Like Operation Warp Speed, all these involved massive government financing of private sector research and production. Franklin Roosevelt had seen firsthand the suboptimal performance of government-seized railroads and shipyards in World War I. He chose, despite his anti-business prejudices, to rely on big corporations rather than government agencies to get things done in his war.
Why did those mammoth government projects work so much better than most government works today? Three reasons immediately occur.
One is that these earlier efforts had clear goals with an endpoint in sight. The A-bomb. The moon.
Second, they did not face the regulatory apparatus and environmental roadblocks that hobble big projects today. Philip Howard of Common Good has advanced proposals for ditching the endless lawsuits and delays spawned by decades of (well-intentioned) laws and regulations. As a developer, Trump seemed well-positioned to push for such reforms. Alas, he mostly didn’t.
The third thing that’s different is that we’re not getting the kind of get-it-done leaders needed to make government work. Roosevelt had an uncanny knack, unmatched by recent presidents, of choosing the right person, civilian or military, for the jobs he really wanted to get done. He promoted Gen. George Marshall in September 1939 and snagged General Motors President William Knudsen to coordinate war production in May 1940. This meant that the United States was already getting prepared for war when Pearl Harbor was attacked in December 1941.

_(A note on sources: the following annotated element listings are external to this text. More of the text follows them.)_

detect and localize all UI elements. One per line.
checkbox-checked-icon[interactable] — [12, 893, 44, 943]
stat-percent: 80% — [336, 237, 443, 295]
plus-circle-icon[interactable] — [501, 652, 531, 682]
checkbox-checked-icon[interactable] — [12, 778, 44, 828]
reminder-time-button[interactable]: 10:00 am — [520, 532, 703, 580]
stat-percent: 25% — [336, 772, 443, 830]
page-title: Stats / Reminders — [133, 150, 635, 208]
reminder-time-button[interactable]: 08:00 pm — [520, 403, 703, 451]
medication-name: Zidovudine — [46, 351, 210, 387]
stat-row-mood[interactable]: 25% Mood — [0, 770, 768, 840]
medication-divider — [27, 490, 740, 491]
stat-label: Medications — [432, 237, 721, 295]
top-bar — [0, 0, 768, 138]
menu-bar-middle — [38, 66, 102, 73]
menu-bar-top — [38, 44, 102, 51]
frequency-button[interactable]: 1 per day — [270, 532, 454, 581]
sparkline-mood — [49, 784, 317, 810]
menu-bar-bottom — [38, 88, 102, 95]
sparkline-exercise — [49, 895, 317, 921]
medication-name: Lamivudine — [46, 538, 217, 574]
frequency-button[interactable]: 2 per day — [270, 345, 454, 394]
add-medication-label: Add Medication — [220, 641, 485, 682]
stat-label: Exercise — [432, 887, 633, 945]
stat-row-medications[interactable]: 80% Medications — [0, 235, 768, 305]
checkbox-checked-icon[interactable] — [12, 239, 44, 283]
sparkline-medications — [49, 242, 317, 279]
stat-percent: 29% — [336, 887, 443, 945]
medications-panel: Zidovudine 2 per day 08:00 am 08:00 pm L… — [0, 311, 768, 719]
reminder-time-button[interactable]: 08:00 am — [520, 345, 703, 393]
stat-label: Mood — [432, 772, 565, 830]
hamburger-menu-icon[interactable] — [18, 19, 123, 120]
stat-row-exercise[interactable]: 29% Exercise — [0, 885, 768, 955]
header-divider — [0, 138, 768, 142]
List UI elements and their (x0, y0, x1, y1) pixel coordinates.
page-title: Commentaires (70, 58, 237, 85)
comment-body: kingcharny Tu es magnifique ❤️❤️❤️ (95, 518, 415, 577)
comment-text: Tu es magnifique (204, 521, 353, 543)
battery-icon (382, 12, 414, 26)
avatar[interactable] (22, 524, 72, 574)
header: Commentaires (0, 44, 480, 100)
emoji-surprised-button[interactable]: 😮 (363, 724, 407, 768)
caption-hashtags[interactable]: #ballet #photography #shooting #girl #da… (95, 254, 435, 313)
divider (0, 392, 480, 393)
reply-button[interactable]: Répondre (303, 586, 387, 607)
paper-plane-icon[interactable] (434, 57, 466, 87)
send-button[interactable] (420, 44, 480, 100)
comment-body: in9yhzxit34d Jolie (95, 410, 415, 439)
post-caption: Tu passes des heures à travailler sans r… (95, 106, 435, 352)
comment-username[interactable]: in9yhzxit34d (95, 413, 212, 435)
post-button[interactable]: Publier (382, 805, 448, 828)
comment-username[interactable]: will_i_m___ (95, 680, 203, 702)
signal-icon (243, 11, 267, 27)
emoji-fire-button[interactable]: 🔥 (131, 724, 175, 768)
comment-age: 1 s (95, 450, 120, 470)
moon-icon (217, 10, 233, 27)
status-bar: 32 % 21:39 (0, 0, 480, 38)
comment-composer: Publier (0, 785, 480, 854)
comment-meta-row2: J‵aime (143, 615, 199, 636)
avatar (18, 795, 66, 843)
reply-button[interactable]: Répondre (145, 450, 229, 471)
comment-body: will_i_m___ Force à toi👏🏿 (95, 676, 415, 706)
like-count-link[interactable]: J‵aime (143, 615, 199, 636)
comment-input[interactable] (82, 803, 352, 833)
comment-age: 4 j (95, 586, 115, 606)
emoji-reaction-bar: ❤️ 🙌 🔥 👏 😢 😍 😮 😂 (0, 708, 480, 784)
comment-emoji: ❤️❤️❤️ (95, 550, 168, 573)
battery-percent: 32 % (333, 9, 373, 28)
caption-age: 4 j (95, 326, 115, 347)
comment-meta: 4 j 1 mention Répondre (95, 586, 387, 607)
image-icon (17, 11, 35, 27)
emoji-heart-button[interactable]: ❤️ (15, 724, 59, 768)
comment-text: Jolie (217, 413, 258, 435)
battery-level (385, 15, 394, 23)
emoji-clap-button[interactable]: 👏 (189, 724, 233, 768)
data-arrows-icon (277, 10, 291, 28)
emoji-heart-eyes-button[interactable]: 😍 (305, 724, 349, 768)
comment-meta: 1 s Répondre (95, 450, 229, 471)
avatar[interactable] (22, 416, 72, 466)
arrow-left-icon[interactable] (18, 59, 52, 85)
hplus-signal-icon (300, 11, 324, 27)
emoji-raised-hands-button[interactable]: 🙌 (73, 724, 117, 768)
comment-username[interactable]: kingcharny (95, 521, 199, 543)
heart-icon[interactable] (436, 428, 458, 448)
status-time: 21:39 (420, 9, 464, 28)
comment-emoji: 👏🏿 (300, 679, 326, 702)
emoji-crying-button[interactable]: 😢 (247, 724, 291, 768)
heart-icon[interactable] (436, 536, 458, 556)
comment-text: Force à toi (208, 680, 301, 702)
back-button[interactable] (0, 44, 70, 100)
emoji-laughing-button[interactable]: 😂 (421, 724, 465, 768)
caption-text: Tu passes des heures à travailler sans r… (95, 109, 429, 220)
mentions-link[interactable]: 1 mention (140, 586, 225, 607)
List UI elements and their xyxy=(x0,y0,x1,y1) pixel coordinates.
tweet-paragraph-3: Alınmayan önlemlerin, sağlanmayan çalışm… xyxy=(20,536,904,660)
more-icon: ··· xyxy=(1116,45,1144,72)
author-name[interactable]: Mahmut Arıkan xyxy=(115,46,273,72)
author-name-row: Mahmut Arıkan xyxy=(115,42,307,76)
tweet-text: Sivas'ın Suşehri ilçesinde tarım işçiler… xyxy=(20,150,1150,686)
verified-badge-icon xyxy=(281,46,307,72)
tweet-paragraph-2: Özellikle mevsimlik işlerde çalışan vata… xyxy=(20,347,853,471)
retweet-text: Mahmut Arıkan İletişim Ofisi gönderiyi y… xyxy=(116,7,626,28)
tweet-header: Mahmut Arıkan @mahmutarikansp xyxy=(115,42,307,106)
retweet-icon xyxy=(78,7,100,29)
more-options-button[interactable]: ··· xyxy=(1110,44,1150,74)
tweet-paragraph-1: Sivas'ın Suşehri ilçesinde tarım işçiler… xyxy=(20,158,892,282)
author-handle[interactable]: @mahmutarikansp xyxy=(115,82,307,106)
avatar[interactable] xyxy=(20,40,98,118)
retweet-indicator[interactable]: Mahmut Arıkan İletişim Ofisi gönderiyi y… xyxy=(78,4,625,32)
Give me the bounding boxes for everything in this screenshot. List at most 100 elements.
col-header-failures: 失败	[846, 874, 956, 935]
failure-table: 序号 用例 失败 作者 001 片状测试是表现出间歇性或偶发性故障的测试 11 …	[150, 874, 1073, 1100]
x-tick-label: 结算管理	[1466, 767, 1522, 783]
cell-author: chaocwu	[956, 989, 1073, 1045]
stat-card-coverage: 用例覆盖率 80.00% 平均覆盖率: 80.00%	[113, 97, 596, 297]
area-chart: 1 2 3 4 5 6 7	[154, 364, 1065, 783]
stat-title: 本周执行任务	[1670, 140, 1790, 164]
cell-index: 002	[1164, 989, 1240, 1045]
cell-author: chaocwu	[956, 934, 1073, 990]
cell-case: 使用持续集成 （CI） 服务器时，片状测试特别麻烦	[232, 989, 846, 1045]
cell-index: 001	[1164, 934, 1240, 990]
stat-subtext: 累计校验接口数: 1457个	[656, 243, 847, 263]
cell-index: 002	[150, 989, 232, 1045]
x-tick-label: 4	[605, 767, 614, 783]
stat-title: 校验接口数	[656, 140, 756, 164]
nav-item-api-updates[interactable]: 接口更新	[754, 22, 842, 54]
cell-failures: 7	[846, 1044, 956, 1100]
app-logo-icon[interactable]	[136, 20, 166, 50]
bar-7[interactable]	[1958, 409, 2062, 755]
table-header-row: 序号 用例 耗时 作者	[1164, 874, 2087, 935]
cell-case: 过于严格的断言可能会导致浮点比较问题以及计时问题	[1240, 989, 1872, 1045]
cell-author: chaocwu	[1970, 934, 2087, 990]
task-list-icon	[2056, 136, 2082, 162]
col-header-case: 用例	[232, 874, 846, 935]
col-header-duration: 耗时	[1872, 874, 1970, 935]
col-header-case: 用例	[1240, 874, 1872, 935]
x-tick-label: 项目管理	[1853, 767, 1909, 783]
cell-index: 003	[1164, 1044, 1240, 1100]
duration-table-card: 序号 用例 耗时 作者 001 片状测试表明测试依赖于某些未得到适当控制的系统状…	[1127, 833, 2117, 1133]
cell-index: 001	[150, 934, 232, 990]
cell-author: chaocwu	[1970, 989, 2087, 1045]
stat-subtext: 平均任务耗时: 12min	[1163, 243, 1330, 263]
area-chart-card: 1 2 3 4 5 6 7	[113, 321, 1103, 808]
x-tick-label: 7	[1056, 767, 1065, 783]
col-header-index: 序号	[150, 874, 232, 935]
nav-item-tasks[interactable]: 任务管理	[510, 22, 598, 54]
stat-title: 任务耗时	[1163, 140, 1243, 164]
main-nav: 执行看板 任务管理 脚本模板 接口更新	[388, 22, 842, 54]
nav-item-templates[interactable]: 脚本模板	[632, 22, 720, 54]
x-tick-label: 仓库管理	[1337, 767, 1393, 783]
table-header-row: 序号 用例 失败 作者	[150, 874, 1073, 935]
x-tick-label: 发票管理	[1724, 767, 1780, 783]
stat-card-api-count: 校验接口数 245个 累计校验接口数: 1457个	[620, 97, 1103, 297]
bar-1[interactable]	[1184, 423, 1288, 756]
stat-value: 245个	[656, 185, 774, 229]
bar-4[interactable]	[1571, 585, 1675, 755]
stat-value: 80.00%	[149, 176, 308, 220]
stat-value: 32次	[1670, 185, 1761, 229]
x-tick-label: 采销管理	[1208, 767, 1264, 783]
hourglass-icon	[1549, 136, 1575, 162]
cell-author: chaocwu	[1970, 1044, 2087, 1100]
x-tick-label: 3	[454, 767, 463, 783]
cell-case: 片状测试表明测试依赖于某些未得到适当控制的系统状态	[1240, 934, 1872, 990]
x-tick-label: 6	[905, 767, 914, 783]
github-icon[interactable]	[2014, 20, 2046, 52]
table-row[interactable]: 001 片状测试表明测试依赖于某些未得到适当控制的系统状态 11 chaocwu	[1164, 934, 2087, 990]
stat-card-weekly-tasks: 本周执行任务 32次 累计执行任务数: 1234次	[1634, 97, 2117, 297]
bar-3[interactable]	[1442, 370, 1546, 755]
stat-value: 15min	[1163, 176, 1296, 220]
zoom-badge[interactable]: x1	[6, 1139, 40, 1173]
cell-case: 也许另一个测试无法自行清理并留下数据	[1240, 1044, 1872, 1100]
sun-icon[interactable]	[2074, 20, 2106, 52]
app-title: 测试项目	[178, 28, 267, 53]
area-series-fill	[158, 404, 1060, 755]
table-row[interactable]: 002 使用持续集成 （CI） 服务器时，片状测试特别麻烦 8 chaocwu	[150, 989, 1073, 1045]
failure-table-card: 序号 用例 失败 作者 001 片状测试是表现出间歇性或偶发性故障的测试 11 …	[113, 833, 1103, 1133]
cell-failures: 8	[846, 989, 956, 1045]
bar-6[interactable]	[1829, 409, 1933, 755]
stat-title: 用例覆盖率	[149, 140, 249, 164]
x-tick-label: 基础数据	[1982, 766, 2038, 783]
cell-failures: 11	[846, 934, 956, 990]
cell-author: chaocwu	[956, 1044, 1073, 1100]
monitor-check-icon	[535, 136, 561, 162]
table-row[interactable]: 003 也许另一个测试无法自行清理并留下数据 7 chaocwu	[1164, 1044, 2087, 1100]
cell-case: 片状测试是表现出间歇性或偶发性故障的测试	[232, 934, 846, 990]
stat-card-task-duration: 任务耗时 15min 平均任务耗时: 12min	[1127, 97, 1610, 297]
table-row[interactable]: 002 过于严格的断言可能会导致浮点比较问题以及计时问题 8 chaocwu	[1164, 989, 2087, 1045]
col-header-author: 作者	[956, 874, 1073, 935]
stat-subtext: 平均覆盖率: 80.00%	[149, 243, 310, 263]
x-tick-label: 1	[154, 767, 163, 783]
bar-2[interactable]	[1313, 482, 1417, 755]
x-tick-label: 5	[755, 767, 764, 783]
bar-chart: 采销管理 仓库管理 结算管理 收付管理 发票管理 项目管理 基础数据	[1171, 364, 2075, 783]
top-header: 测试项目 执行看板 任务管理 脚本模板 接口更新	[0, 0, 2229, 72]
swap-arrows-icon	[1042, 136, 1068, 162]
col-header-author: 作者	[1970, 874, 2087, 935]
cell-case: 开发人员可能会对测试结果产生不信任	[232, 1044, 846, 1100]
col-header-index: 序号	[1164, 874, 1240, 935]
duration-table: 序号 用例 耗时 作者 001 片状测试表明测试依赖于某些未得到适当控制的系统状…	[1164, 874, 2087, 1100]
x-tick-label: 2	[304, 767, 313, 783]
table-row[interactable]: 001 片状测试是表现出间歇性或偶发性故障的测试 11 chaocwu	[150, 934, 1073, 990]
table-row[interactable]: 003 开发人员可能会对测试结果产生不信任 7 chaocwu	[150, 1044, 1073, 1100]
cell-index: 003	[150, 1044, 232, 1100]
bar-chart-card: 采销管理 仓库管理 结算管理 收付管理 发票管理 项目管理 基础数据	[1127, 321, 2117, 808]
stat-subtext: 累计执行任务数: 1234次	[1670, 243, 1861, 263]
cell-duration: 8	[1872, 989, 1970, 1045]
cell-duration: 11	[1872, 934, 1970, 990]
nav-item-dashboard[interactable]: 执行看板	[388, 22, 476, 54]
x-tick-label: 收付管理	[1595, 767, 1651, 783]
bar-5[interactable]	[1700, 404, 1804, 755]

Gen. Leslie Groves and James Webb were not politically correct choices to head the Manhattan Project and the Apollo program, respectively, but they got their seemingly impossible jobs done. Sometimes that took scrambling and ignoring ordinary procedures. Reading Dan McLaughlin’s account in National Review of how Operation Warp Speed officials got an air handling unit delivered from the Midwest to a Massachusetts Moderna factory by arranging a law enforcement escort brought to mind Steve Vogel’s account in “The Pentagon” of how Gen. Brehon Somervell, told that a steel shipment would be weeks late, ordered a truck convoy to ship the stuff from Pittsburgh to Washington overnight.
To achieve anything like Klein’s ambitious goals, you need clear goals; you need to sweep aside bureaucratic roadblocks; and you need, most of all, to choose the right people to get things done, as Trump did on Operation Warp Speed, and Roosevelt did on defense production and the Manhattan Project. Absent those things, big government remains, as I wrote a dozen years ago, “a big, waddling, sluggish beast, ever ready to boss you around, but not able to perform useful functions at anything but a plodding pace.”